Andrew Dickson White
November 7th, 2012
On this date in 1832, Andrew Dickson White
was born in Homer, N.Y. He graduated from Yale University in 1853 with a
B.A., and returned for his M.A. in history in 1856. He became a history
professor at the University of Michigan beginning in 1856, and was
elected a New York State Senator in 1864. White co-founded Cornell
University with Ezra Cornell, and became its first president
(1866–1885). White was also the first president of the American
Historical Association (1884–1886), president of the American delegation
to The Hague Peace Conference in 1899, and U.S. Ambassador to Germany
(1897–1902). He married Mary Outwater in 1859, who died in 1887. White
was married to Helen Magill in 1890 and had four children.
Upon
founding Cornell, White announced that he wanted the college to be “an
asylum for Science—where truth shall be sought for truth’s sake, not
stretched or cut exactly to fit Revealed Religion” (quoted in God and Nature
by David Lindberg and Ronald Numbers, 1986). He strongly supported
science and secularism, lecturing about “The Battle-Fields of Science,”

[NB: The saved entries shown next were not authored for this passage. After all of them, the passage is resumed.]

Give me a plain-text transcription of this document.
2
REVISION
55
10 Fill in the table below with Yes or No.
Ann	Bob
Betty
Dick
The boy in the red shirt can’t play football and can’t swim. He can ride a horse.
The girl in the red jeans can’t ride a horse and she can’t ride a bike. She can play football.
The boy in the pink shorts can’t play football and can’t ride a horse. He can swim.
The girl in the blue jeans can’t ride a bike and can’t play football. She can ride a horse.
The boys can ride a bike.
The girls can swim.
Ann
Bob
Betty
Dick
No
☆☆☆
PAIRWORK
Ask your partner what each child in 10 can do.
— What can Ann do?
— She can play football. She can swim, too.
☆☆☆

which he describes in his autobiography as a lecture about “how, in the
supposed interest of religion, earnest and excellent men, for many ages
and in many countries, had bitterly opposed various advances in science
and in education” (Autobiography of Andrew Dickson White Vol. 1, 1904). In 1896, White wrote History of the Warfare of Science and Theology in Christendom,
which further examines the tumultuous relationship between science and
religion. He wrote: “In all modern history, interference with science in
the supposed interest of religion, no matter how conscientious such
interference may have been, has resulted in the direst evils both to
religion and science.” D. 1918
“I simply try to aid in letting the light of historical truth into that decaying mass of outworn thought which attaches the modern world to mediaeval conceptions of Christianity.”
— Andrew Dickson White, History of the Warfare of Science with Theology in Christendom, 1896.